Tuesday, 23 Apr 2024

Iran's Zarif: 'Concrete action' needed to save nuclear deal

Urging ‘friends’ to take action, Zarif said only Russia and China supported Iran and helped keep the nuclear deal going.

    Iranian Foreign Minister Mohammad Javad Zarif has urged “friends”, including China and Russia, to take “concrete action” to safeguard the 2015 nuclear deal after the United States withdrew from the agreement.

    On a visit to Beijing, Zarif said he would also talk to Chinese officials about “bilateral ties and the very dangerous issues that are ongoing in our region today”, according to a video published on the Iranian Foreign Ministry website on Friday.

    Last week, Zarif had said only Russia and China supported Iran and helped it keep the nuclear deal going, and accused other parties to the agreement of letting Tehran down.

    China was one of the eight global buyers – India, Turkey, Japan, South Korea, Taiwan, Italy and Greece being the other nations – that was allowed to import Iranian crude oil before the US ended waivers earlier this month.

    Al Jazeera correspondent Adrian Brown, reporting from Beijing, said Iran still believed China, its biggest customer for crude oil, has an enormous amount of influence to wield to salvage the Joint Comprehensive Plan of Action (JCPOA) in which it had played a key role in the talks before the agreement.

    “Iran doesn’t want to be seen as deserting a strong trading partner but at the same time China is in this difficult position,” said Brown.

    “It doesn’t want to further inflame trade tensions with the US.

    “There’s also a feeling that perhaps Chinese leaders feel they have nothing to lose by declaring their support for Iran,” he added. “And perhaps, given the growing anti-Trump sentiment in Tehran, that could actually work in China’s favour.”

    Concrete actions over statements

    The landmark 2015 deal between Iran and world powers, including the European Union and the US, offered sanctions relief to Iran for scaling back its nuclear programme.

    “If the international community and other JCPOA [Joint Comprehensive Plan of Action] member countries, and our friends in the JCPOA like China and Russia, want to keep this achievement, it is required that they make sure the Iranian people enjoy the benefits of the JCPOA with concrete actions,” Zarif said.

    “So far, the international community has mainly made statements instead of saving the deal,” he continued, according to a report by the state-run IRNA news agency. “The practical step is quite clear: Economic relations with Iran should be normalised. This is what the deal clearly addresses.”

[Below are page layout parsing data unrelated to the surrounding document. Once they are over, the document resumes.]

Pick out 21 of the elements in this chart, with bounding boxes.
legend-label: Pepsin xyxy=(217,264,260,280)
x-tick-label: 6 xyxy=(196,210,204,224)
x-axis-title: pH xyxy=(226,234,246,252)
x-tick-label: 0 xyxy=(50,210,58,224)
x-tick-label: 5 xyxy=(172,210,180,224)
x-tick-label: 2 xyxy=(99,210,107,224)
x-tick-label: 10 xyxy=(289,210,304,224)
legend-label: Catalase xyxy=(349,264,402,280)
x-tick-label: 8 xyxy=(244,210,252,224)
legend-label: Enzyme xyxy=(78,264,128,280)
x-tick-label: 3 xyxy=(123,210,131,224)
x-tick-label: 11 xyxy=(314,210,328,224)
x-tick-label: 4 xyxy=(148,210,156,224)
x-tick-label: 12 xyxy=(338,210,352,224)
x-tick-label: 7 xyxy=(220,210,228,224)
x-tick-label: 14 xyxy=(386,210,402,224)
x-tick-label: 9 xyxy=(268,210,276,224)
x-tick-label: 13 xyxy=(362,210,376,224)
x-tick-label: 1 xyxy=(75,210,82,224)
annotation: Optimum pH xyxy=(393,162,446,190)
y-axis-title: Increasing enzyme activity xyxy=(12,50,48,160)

    Upholding deal is ‘shared responsibility’

    Amid rising tensions in the Gulf, Iran on Thursday rejected negotiations with the US and said it was showing “maximum restraint” after Washington sent extra military forces to the region against what it claimed was an imminent threat from Tehran.

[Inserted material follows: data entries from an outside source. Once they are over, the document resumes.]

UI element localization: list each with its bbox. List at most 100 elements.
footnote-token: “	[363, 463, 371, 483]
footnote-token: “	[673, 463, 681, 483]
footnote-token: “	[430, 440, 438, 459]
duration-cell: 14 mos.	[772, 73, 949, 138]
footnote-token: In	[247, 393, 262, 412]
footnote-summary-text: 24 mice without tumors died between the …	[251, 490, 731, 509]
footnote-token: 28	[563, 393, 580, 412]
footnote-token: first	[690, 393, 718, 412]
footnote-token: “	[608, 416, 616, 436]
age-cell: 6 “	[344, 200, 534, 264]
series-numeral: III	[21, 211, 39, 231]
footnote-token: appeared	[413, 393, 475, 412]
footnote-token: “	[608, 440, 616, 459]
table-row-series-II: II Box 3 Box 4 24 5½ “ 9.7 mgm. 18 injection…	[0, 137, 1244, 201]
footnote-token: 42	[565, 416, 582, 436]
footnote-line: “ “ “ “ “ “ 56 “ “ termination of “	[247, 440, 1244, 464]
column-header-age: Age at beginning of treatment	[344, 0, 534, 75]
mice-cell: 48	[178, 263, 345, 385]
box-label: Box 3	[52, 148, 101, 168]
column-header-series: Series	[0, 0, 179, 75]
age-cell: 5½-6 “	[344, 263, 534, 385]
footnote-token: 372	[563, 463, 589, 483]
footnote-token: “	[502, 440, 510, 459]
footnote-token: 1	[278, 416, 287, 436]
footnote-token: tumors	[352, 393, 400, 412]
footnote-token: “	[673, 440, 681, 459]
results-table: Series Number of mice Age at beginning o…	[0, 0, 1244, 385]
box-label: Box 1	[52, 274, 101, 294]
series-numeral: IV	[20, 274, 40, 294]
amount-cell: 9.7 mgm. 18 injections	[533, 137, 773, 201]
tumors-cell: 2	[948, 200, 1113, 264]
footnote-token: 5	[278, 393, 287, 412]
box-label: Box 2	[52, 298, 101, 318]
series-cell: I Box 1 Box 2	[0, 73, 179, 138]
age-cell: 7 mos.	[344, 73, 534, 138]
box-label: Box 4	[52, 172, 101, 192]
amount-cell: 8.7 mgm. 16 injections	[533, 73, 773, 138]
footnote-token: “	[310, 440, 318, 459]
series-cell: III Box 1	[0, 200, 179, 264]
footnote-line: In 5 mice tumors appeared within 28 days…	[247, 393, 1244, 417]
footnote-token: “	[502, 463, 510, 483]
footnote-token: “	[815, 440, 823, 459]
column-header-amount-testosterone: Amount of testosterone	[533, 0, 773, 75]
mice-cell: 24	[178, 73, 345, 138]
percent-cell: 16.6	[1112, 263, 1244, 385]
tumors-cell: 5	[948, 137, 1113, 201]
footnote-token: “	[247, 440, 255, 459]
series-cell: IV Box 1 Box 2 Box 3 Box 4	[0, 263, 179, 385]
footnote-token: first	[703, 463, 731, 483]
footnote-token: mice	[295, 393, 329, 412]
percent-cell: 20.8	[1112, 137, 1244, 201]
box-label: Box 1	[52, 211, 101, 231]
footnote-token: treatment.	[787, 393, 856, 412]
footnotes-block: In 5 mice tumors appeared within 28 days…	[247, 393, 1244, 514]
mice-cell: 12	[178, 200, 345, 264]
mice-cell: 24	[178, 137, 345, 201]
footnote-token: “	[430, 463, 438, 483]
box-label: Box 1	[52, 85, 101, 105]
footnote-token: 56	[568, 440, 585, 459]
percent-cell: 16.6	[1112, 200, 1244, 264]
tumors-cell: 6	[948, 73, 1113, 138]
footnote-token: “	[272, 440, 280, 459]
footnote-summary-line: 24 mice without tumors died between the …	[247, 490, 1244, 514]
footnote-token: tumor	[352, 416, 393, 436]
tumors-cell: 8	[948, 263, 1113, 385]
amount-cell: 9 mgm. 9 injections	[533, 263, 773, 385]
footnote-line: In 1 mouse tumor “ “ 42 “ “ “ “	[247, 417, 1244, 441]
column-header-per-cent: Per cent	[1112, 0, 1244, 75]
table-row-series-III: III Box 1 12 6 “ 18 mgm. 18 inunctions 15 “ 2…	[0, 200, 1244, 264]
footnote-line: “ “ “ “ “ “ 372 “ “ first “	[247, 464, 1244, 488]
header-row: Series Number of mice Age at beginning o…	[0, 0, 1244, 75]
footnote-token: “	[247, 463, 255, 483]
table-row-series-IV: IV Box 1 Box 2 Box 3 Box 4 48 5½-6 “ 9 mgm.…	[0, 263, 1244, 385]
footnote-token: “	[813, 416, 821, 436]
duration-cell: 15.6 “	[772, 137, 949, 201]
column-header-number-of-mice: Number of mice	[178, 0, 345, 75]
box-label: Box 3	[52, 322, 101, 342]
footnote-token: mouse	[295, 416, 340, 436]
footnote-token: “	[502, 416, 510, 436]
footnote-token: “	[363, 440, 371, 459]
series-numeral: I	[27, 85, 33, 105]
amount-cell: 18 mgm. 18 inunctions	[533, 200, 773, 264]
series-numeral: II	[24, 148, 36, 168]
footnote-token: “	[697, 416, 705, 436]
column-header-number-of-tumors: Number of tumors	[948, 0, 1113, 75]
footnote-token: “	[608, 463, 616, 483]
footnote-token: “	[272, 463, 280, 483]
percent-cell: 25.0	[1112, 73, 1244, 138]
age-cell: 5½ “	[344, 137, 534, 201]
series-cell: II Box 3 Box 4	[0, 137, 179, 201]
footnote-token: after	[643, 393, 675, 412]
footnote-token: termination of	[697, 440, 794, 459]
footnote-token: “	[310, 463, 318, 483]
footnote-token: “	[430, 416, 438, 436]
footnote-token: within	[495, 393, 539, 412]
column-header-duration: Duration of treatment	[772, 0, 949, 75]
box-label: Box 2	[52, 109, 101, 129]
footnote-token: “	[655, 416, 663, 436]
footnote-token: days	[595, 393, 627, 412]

    But Trump took a soft tone on the same day, after tweeting that he expected Iran to look for talks. Asked if the US might be on a path to war with the Iranians, the president answered: “I hope not.”

    Iranian officials remain sceptical.

    Imposing sanctions while seeking talks is like “pointing a gun at someone and demanding friendship”, said Iranian General Rasool Sanaeirad, according to the semi-official Mehr news agency.

    Zarif’s China trip comes after visits to Turkmenistan, India and Japan in the past week.

    Despite Washington’s campaign of “maximum pressure” against Iran, the country has vowed to keep selling oil to its main customers, especially China, even if it takes using indirect means.

    On May 8, Iranian President Hassan Rouhani said Iran would stop observing restrictions on stocks of enriched uranium and heavy water agreed under the nuclear deal in retaliation for the US withdrawal and the reimposition of sanctions.

    In his announcement, Rouhani threatened to go further if the European members of the deal failed to start delivering on their promises to help Iran circumvent US sanctions within 60 days.

    In response, China called on all parties to uphold the nuclear deal in what it called a “shared responsibility”.